Functional magnetic resonance imaging investigation of brain regions associated with astringency.

Previous studies have investigated mechanisms of the perception of the five basic tastes at the peripheral and neural levels. However, little is known regarding the specific mechanisms and brain activity associated with the perception of astringency. In the present study, we aimed to clarify these mechanisms using functional magnetic resonance imaging (fMRI) in conjunction with taste stimuli, and to investigate the association between subjective appraisal of taste and brain activity.
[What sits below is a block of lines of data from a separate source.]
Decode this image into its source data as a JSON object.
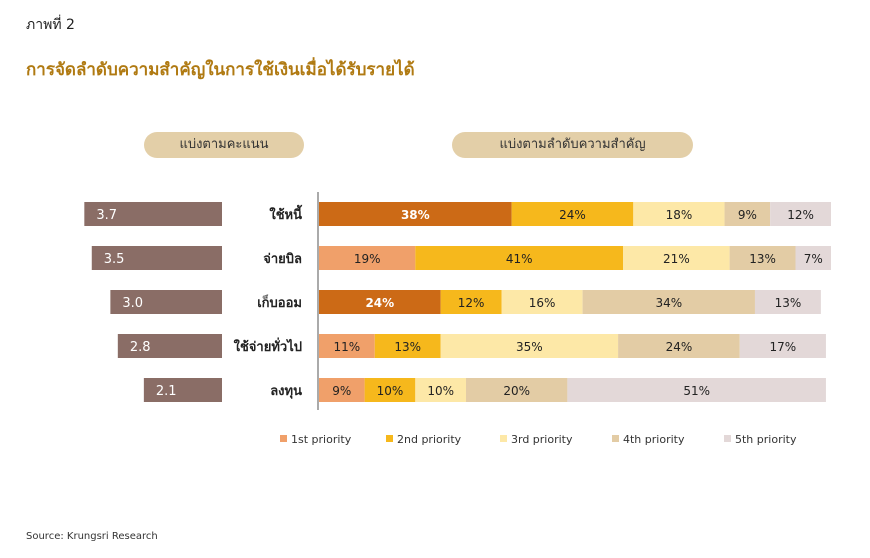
{
  "figure_label": "ภาพที่ 2",
  "title": "การจัดลำดับความสำคัญในการใช้เงินเมื่อได้รับรายได้",
  "left_panel_label": "แบ่งตามคะแนน",
  "right_panel_label": "แบ่งตามลำดับความสำคัญ",
  "source": "Source: Krungsri Research",
  "colors": {
    "score_bar": "#8a6d66",
    "priority_1": "#f0a06a",
    "priority_1_top": "#cc6a16",
    "priority_2": "#f6b81c",
    "priority_3": "#fde8a7",
    "priority_4": "#e3cca5",
    "priority_5": "#e3d8d8"
  },
  "chart_data": [
    {
      "type": "bar",
      "orientation": "horizontal",
      "categories": [
        "ใช้หนี้",
        "จ่ายบิล",
        "เก็บออม",
        "ใช้จ่ายทั่วไป",
        "ลงทุน"
      ],
      "values": [
        3.7,
        3.5,
        3.0,
        2.8,
        2.1
      ],
      "value_labels": [
        "3.7",
        "3.5",
        "3.0",
        "2.8",
        "2.1"
      ],
      "xlim": [
        0,
        4.3
      ]
    },
    {
      "type": "bar",
      "orientation": "horizontal",
      "stacked": true,
      "categories": [
        "ใช้หนี้",
        "จ่ายบิล",
        "เก็บออม",
        "ใช้จ่ายทั่วไป",
        "ลงทุน"
      ],
      "series": [
        {
          "name": "1st priority",
          "values": [
            38,
            19,
            24,
            11,
            9
          ],
          "labels": [
            "38%",
            "19%",
            "24%",
            "11%",
            "9%"
          ]
        },
        {
          "name": "2nd priority",
          "values": [
            24,
            41,
            12,
            13,
            10
          ],
          "labels": [
            "24%",
            "41%",
            "12%",
            "13%",
            "10%"
          ]
        },
        {
          "name": "3rd priority",
          "values": [
            18,
            21,
            16,
            35,
            10
          ],
          "labels": [
            "18%",
            "21%",
            "16%",
            "35%",
            "10%"
          ]
        },
        {
          "name": "4th priority",
          "values": [
            9,
            13,
            34,
            24,
            20
          ],
          "labels": [
            "9%",
            "13%",
            "34%",
            "24%",
            "20%"
          ]
        },
        {
          "name": "5th priority",
          "values": [
            12,
            7,
            13,
            17,
            51
          ],
          "labels": [
            "12%",
            "7%",
            "13%",
            "17%",
            "51%"
          ]
        }
      ],
      "xlim": [
        0,
        101
      ],
      "legend_position": "bottom"
    }
  ]
}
Brain activation to astringency was observed in the insula, superior orbitofrontal cortex, cingulate cortex, and frontal inferior triangularis. In addition, the right ventral anterior insula, which is part of the primary gustatory cortex, showed the strongest blood oxygen level-dependent (BOLD) response to astringent stimuli. Brain activation to bitter and sweet taste was observed in the insula. Each of the three tastes activated a different region of the insula. Also, a subregion in the right anterior insula responded to both astringent and bitter stimuli. Moreover, we observed relationships between the BOLD responsivity during astringent, sweet, and bitter stimuli and the participant's drinking habits regarding representative beverages of each taste. These results indicate a potential correlation between lifestyle and brain activity with regard to taste perception.